The notion of a dry Moon has recently been challenged by the discovery of high water contents in lunar apatites and in melt inclusions within olivine crystals from two pyroclastic glasses. The highest and most compelling water contents were found in pyroclastic glasses that are not very common on the lunar surface. To obtain more representative constraints on the volatile content of the lunar interior, we measured the Zn content, a moderately volatile element, of mineral and rock fragments in lunar soils collected during Apollo missions. We here confirm that the Moon is significantly more depleted in Zn than the Earth. Combining Zn with existing K and Rb data on similar rocks allows us to anchor a new volatility scale based on the bond energy of nonsiderophile elements in their condensed phases. Extrapolating the volatility curve to H shows that the bulk of the lunar interior must be dry (≤1 ppm).
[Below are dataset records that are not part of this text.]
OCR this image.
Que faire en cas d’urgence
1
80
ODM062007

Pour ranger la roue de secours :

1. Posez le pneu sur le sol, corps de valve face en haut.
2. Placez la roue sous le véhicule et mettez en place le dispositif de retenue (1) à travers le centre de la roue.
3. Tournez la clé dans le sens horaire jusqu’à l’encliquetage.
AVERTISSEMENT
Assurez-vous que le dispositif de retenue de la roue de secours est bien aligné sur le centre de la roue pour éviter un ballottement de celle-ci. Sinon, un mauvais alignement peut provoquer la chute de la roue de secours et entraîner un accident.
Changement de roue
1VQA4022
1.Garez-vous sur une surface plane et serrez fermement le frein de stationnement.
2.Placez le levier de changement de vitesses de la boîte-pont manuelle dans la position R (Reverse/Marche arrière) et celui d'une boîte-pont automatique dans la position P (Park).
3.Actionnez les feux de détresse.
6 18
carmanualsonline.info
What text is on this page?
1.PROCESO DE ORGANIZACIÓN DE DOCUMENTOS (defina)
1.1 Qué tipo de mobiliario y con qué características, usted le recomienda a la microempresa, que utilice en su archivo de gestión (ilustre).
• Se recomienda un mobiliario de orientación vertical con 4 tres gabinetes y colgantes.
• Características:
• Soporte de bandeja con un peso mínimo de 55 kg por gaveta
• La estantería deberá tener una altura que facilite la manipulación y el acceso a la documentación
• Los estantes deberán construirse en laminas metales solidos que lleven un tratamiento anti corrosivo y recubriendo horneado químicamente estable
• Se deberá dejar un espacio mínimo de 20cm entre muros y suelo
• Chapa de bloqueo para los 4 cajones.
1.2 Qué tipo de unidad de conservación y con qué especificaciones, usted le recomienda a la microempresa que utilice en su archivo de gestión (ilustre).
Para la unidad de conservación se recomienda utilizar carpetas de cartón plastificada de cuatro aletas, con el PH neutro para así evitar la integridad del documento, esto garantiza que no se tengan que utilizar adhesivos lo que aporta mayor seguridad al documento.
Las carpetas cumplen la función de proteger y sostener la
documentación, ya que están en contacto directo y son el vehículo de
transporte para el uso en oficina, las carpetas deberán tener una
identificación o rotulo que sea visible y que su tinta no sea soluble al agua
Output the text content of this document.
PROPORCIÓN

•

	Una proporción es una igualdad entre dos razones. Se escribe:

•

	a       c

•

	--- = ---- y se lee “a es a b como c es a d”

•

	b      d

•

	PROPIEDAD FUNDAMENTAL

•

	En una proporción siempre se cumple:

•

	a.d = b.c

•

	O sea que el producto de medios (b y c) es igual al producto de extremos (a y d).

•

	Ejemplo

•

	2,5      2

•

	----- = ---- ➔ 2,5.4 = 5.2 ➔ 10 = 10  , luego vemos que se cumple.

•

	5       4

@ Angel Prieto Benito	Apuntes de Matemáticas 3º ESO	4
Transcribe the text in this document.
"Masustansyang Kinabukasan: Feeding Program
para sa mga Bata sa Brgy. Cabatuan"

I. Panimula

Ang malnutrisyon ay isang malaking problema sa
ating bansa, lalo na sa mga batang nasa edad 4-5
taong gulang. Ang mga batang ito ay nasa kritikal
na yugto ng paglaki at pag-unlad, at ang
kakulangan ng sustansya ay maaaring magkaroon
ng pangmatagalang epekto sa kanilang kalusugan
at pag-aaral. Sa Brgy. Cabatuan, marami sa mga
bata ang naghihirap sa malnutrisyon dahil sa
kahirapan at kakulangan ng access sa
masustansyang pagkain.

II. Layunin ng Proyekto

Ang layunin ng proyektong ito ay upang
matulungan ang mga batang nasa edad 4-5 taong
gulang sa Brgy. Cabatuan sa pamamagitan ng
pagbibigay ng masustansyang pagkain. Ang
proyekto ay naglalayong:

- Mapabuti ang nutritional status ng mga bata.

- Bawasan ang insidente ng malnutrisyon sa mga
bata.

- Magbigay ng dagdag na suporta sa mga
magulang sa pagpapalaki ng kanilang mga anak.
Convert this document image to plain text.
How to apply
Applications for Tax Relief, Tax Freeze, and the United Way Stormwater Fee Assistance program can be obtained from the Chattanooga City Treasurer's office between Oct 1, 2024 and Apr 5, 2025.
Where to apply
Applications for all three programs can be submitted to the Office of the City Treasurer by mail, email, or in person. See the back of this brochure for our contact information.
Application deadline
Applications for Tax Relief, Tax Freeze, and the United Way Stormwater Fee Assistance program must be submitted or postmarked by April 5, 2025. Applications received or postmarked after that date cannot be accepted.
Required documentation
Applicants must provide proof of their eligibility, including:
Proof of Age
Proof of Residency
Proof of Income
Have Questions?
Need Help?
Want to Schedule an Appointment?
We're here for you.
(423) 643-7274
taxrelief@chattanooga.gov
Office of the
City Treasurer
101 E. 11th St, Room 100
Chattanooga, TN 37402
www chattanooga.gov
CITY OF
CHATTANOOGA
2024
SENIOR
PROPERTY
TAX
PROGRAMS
This contrasts with the water content of the mantle sources of pyroclastic glasses, inferred to contain up to approximately 40 ppm water based on H 2 O/Ce ratios. These observations are best reconciled if the pyroclastic glasses derive from localized water‐rich heterogeneities in a dominantly dry lunar interior. We argue that, although late addition of 0.015% of a chondritic veneer to the Moon seems required to explain the abundance of platinum group elements (Day et al. 2007), the volatile content of the added material was clearly heterogeneous.